Ride & handling: BMX track demon that's light enough to use for the odd trail jaunt too
There’s no disputing that the designers of this bike never intended for it to be used for ambling round cross-country trails, but take it somewhere with descents that you can really attack and climbs you can stand up and stomp your way up, and the Romp does the job very well.
That’s mainly thanks to its relatively light weight (less than 2.5kg for the frame), because the gearing, with a close-ratio 11-26 cassette and 36-tooth chainring, really isn’t suited to uphill duty. The 10-speed setup worked perfectly once tweaked – it needed a bit of a fiddle when the bike arrived.
It was the BMX track that really brought out the best in the Romp, and no wonder – it’s the same frame that YT's four-cross team roll out on. Boy is the frame stiff. There’s no sign of flex whatsoever, which did lead to the occasional harsh cased landing, but when it came to putting the power down the Romp just… romped! Even down to details like the freehub’s engagement being positive and fast, the YT just wants to get going – fast.
As well as the 135x12mm bolt-through rear end, the Marzocchi DJ fork has a 20mm axle and tapered steerer to match the head tube, which further increases the stiffness of the frame. The fork’s air preload valve came in useful when different riders hopped on – we never felt the need to do any more than just grab a shock pump.
The fork remained composed, no matter what we threw at it – including some pretty heavy landings over some big jumps at Birmingham’s European-standard BMX track – and remained plush and predictable whatever was going on underneath the wheels.
With the chainstay length set about halfway along its adjustable dropout, some of our shorter test riders had issues with pushing the back wheel of the bike down into a manual over sharp transitions, but with a quick adjustment to the shortest setting, the bike was back to comfortably sitting with the front wheel aloft.
The low weight of the bike and the lightweight wheelset combine to make the YT more air-friendly than EasyJet, with the only emissions being the ones you’re hollering after jumping higher than before.
It’s almost too light at times, and we did have to tone it down at the local jump spot after going in at the usual speed but overjumping everything. Once we were used to it, it could really be pushed high and was confidence inspiring even when we were confusing our own ability level with that of the bike.

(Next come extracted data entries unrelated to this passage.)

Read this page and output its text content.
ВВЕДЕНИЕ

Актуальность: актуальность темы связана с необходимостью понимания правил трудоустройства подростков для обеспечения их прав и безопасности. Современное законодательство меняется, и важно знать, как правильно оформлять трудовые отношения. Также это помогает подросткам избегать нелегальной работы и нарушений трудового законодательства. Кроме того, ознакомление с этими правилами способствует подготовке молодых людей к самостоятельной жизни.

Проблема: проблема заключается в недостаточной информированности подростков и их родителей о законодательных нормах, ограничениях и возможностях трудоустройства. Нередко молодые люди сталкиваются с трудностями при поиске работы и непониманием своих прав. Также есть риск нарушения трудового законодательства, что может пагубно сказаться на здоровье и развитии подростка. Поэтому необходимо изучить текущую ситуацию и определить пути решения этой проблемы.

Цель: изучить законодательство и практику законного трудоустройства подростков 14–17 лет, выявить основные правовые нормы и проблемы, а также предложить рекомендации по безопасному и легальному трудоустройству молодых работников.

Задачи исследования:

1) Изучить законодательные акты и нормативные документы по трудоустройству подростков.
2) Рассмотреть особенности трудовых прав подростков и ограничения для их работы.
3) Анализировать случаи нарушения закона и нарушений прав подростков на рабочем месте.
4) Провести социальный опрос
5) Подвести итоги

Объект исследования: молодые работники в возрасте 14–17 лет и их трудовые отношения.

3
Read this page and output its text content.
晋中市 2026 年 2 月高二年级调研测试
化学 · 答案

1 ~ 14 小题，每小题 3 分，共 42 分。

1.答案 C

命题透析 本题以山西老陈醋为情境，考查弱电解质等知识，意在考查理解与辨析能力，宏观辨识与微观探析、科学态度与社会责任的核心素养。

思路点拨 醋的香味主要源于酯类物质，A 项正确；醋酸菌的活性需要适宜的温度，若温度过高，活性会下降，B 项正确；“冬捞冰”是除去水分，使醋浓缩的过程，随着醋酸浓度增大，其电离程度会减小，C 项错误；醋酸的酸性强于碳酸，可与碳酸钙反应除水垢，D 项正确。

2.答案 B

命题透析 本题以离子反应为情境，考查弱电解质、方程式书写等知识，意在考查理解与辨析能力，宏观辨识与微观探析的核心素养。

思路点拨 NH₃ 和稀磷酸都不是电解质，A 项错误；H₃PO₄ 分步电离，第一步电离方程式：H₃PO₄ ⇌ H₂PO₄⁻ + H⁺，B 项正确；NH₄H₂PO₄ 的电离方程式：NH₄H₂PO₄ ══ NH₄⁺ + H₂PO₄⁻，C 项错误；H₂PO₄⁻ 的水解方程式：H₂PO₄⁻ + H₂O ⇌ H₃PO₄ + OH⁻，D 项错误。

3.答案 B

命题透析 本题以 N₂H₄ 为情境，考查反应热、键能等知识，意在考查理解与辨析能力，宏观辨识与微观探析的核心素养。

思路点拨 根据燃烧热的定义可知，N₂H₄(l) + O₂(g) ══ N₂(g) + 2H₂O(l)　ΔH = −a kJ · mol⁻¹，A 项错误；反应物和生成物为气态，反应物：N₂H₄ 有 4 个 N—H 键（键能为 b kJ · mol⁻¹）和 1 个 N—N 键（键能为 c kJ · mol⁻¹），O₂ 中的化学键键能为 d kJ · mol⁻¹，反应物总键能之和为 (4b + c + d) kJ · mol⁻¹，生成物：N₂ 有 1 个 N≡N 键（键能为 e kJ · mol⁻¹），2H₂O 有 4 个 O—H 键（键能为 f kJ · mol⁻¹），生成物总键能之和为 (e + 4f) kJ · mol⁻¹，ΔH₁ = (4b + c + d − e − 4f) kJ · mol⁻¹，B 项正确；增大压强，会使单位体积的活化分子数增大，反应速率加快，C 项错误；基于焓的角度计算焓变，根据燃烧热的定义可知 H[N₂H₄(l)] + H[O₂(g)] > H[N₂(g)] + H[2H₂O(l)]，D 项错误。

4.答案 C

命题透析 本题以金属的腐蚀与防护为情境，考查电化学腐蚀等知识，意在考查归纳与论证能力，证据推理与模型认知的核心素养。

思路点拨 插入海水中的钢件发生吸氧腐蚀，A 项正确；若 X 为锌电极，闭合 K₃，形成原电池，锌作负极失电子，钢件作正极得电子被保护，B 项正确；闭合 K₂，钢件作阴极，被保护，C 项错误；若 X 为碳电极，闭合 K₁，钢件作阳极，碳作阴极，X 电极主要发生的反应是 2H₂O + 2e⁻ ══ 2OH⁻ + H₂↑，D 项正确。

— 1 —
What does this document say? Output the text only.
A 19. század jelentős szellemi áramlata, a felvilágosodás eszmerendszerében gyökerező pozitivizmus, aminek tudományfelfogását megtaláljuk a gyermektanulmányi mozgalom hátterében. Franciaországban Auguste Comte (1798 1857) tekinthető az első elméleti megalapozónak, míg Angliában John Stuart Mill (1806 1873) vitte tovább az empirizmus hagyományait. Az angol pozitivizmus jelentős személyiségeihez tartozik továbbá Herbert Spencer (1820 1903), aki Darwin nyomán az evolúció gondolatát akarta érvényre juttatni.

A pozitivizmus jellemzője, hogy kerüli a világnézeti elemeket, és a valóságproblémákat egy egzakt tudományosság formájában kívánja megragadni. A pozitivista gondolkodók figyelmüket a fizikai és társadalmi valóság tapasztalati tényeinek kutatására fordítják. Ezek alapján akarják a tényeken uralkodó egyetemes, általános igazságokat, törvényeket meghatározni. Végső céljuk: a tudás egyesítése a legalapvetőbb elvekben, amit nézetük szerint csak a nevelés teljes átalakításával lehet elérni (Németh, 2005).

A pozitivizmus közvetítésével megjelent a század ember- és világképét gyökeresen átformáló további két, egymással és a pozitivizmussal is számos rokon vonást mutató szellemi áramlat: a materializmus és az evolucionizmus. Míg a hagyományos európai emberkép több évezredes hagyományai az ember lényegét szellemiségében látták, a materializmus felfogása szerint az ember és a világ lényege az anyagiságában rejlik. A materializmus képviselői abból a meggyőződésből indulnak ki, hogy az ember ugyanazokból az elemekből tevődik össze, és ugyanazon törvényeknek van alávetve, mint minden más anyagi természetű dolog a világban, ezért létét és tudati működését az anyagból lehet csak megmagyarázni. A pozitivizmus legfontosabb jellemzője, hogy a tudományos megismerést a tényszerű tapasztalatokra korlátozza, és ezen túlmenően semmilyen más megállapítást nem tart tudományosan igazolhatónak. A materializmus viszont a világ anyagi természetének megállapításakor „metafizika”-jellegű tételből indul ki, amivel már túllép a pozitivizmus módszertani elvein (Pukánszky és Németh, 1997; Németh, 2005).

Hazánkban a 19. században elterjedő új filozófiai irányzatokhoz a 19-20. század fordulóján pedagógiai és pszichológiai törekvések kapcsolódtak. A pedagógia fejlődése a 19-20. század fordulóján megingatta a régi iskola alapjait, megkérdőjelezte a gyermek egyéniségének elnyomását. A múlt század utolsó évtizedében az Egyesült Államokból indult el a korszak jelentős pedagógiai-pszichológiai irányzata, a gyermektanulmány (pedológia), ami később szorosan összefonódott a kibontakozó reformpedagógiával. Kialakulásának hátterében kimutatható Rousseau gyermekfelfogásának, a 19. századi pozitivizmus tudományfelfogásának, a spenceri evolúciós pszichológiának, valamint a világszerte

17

Frame & equipment: Pro four-cross developed chassis; excellent kit for the price
The YT oozes quality. The graphics on the frame might not be to everyone’s tastes but the finish is top notch. The Romp is constructed from 7005 T-6 aluminium, and its smooth frame profile is largely thanks to the hydroformed down tube and low-slung top tube, which also keeps standover height to a minimum. The wheelbase adjusters add versatility and are easy to use.
The spec for the money on the Romp could almost be described as bonkers. SRAM’s 10-speed X9 shifter and mech aren’t usually seen until bikes get considerably more expensive. The 20mm axle Marzocchi DJ fork has a useful air preload as well as rebound adjustment and isn’t as heavy as you’d expect. Truvativ Descendant cranks provide a stiff power transfer to match the frame, and the bar and stem come from Truvativ’s Holzfeller range.
The wheels are built with reputable Alex FR30 rims and Division (YT’s own brand) hubs, which are all sealed-bearing units. They keep grip with the ever-popular Kenda Small Block Eight tyres. Avid’s Elixir 3 brakes are proven reliable, powerful stoppers too. The value of the YT is highlighted by the fact that it even comes with some really nice quality, sealed-bearing, magnesium bodied pedals.